Pengembangan baterai listrik menurutnya penting dilakukan. Sebab, kata dia, saat ini baru ada tiga negara yang mampu memproduksi baterai untuk mobil listrik, yakni China, Korea Selatan dan Jepang. Dengan memproduksi baterai sendiri, Indonesia tidak perlu ketergantungan impor.

“Jadi dia bisa bikin buat mobil, buat motor dan sebagainya. Tidak hanya otomotif, bisa elektronik, bisa lari ke pembangkit-pembangkit. Ini contoh ya, karena kita dulu dorong Inalum untuk masuk ke sana,” katanya.

Di Halmahera

Sementara itu, kata Harjanto, saat ini juga sudah ada pihak yang berminat untuk berinvestasi dalam pembangunan pabrik baterai mobil listrik di Indonesia. Harjanto mengatakan pihak yang tertarik itu merupakan perusahaan asal China, yang ingin membangun Pabrik di Halmahera.

“Tapi sampai saat ini saya belum dapat profile tentang investornya, tapi informasi yang peroleh baru seperti itu, Rp 144 triliun kalau nggak salah ya,” katanya.

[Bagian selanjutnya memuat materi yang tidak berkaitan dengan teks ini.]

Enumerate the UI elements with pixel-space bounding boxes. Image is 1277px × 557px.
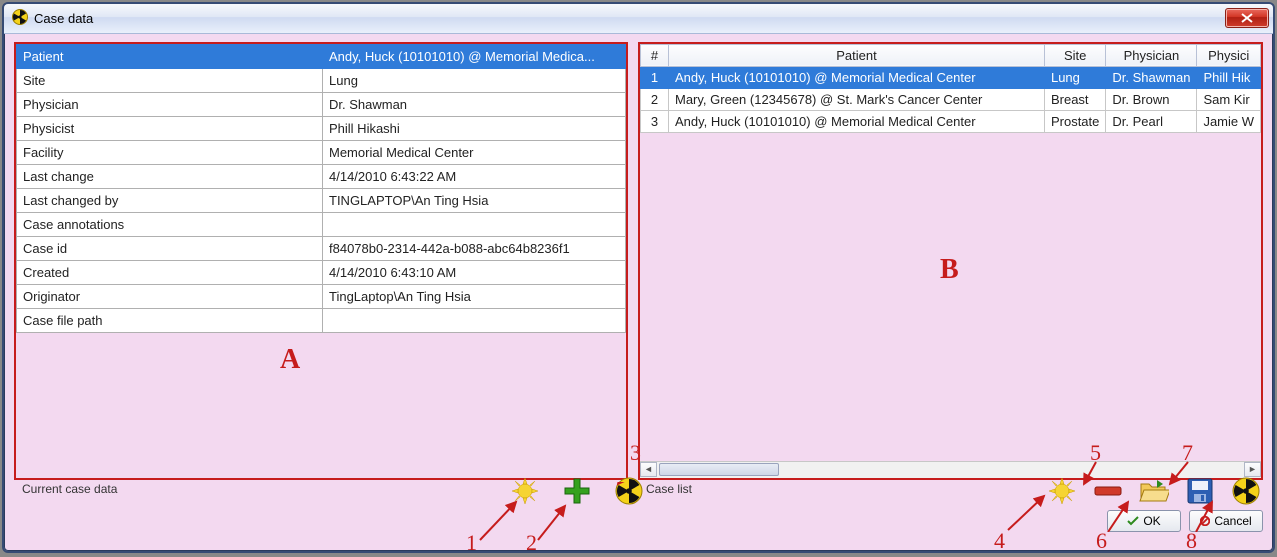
property-value: Dr. Shawman <box>323 92 626 116</box>
load-case-button[interactable] <box>612 474 646 508</box>
case-property-row[interactable]: Case file path <box>17 308 626 332</box>
case-property-row[interactable]: Created4/14/2010 6:43:10 AM <box>17 260 626 284</box>
new-case-button[interactable] <box>508 474 542 508</box>
add-case-button[interactable] <box>560 474 594 508</box>
case-property-row[interactable]: PhysicianDr. Shawman <box>17 92 626 116</box>
cell-patient: Andy, Huck (10101010) @ Memorial Medical… <box>669 66 1045 88</box>
property-key: Patient <box>17 44 323 68</box>
case-property-row[interactable]: PhysicistPhill Hikashi <box>17 116 626 140</box>
property-value: TingLaptop\An Ting Hsia <box>323 284 626 308</box>
cell-site: Lung <box>1044 66 1105 88</box>
property-value <box>323 212 626 236</box>
new-list-button[interactable] <box>1045 474 1079 508</box>
col-header-patient[interactable]: Patient <box>669 44 1045 66</box>
case-property-row[interactable]: SiteLung <box>17 68 626 92</box>
case-property-table[interactable]: PatientAndy, Huck (10101010) @ Memorial … <box>16 44 626 333</box>
property-key: Case id <box>17 236 323 260</box>
cell-physician: Dr. Pearl <box>1106 110 1197 132</box>
cell-num: 2 <box>641 88 669 110</box>
case-property-row[interactable]: Last changed byTINGLAPTOP\An Ting Hsia <box>17 188 626 212</box>
property-key: Case annotations <box>17 212 323 236</box>
cell-physician: Dr. Brown <box>1106 88 1197 110</box>
footer-right: Case list <box>646 482 1263 547</box>
open-list-button[interactable] <box>1137 474 1171 508</box>
case-property-row[interactable]: OriginatorTingLaptop\An Ting Hsia <box>17 284 626 308</box>
cell-num: 3 <box>641 110 669 132</box>
footer: Current case data <box>4 482 1273 551</box>
property-key: Case file path <box>17 308 323 332</box>
radiation-icon <box>12 9 28 28</box>
case-list-row[interactable]: 1Andy, Huck (10101010) @ Memorial Medica… <box>641 66 1261 88</box>
case-list-row[interactable]: 2Mary, Green (12345678) @ St. Mark's Can… <box>641 88 1261 110</box>
current-case-label: Current case data <box>22 482 117 496</box>
col-header-physicist[interactable]: Physici <box>1197 44 1261 66</box>
col-header-num[interactable]: # <box>641 44 669 66</box>
property-key: Facility <box>17 140 323 164</box>
property-value: Memorial Medical Center <box>323 140 626 164</box>
cell-site: Prostate <box>1044 110 1105 132</box>
case-property-row[interactable]: Last change4/14/2010 6:43:22 AM <box>17 164 626 188</box>
case-property-row[interactable]: Case idf84078b0-2314-442a-b088-abc64b823… <box>17 236 626 260</box>
case-data-window: Case data PatientAndy, Huck (10101010) @… <box>2 2 1275 553</box>
case-property-row[interactable]: FacilityMemorial Medical Center <box>17 140 626 164</box>
property-key: Last changed by <box>17 188 323 212</box>
property-key: Originator <box>17 284 323 308</box>
case-list-table[interactable]: # Patient Site Physician Physici 1Andy, … <box>640 44 1261 133</box>
remove-case-button[interactable] <box>1091 474 1125 508</box>
property-value: Phill Hikashi <box>323 116 626 140</box>
annotation-6: 6 <box>1096 528 1107 553</box>
cell-physicist: Jamie W <box>1197 110 1261 132</box>
right-toolbar <box>1045 474 1263 508</box>
property-value <box>323 308 626 332</box>
cell-site: Breast <box>1044 88 1105 110</box>
col-header-site[interactable]: Site <box>1044 44 1105 66</box>
cell-patient: Andy, Huck (10101010) @ Memorial Medical… <box>669 110 1045 132</box>
case-list-panel: # Patient Site Physician Physici 1Andy, … <box>638 42 1263 480</box>
cell-patient: Mary, Green (12345678) @ St. Mark's Canc… <box>669 88 1045 110</box>
window-close-button[interactable] <box>1225 8 1269 28</box>
cell-physician: Dr. Shawman <box>1106 66 1197 88</box>
load-list-case-button[interactable] <box>1229 474 1263 508</box>
cell-physicist: Phill Hik <box>1197 66 1261 88</box>
cell-num: 1 <box>641 66 669 88</box>
ok-label: OK <box>1143 514 1160 528</box>
cancel-button[interactable]: Cancel <box>1189 510 1263 532</box>
property-key: Last change <box>17 164 323 188</box>
cancel-label: Cancel <box>1214 514 1251 528</box>
property-value: 4/14/2010 6:43:10 AM <box>323 260 626 284</box>
window-body: PatientAndy, Huck (10101010) @ Memorial … <box>4 34 1273 482</box>
annotation-4: 4 <box>994 528 1005 553</box>
property-value: TINGLAPTOP\An Ting Hsia <box>323 188 626 212</box>
footer-left: Current case data <box>22 482 646 547</box>
property-value: f84078b0-2314-442a-b088-abc64b8236f1 <box>323 236 626 260</box>
annotation-2: 2 <box>526 530 537 553</box>
col-header-physician[interactable]: Physician <box>1106 44 1197 66</box>
save-list-button[interactable] <box>1183 474 1217 508</box>
window-title: Case data <box>34 11 1225 26</box>
titlebar: Case data <box>4 4 1273 34</box>
property-key: Created <box>17 260 323 284</box>
section-letter-a: A <box>280 344 300 376</box>
case-list-label: Case list <box>646 482 692 496</box>
current-case-panel: PatientAndy, Huck (10101010) @ Memorial … <box>14 42 628 480</box>
property-value: 4/14/2010 6:43:22 AM <box>323 164 626 188</box>
property-value: Andy, Huck (10101010) @ Memorial Medica.… <box>323 44 626 68</box>
dialog-buttons: OK Cancel <box>1107 510 1263 532</box>
property-key: Site <box>17 68 323 92</box>
property-value: Lung <box>323 68 626 92</box>
cell-physicist: Sam Kir <box>1197 88 1261 110</box>
scroll-thumb[interactable] <box>659 463 779 476</box>
case-list-row[interactable]: 3Andy, Huck (10101010) @ Memorial Medica… <box>641 110 1261 132</box>
case-property-row[interactable]: PatientAndy, Huck (10101010) @ Memorial … <box>17 44 626 68</box>
property-key: Physicist <box>17 116 323 140</box>
case-property-row[interactable]: Case annotations <box>17 212 626 236</box>
annotation-1: 1 <box>466 530 477 553</box>
property-key: Physician <box>17 92 323 116</box>
ok-button[interactable]: OK <box>1107 510 1181 532</box>
left-toolbar <box>508 474 646 508</box>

Di bagian lain sambutannya disebut,  Pemerintah Indonesia saat ini sedang berupaya mendorong pemanfaatan teknologi otomotif yang ramah lingkungan melalui program LCEV (Low Carbon Emission Vehicle).

Hal ini tidak terlepas dari komitmen Pemerintah Indonesia untuk dapat menurunkan Emisi Gas Rumah Kaca (CO2) sebesar  29% pada tahun 2030 dan juga sekaligus menjaga energi sekuriti khususnya disektor transportasi darat. Pemerintah mentargetkan bahwa pada tahun 2025, 20% dari total produksi Kendaraan Baru di Indonesia sudah berteknologi Electrified  Vehicle.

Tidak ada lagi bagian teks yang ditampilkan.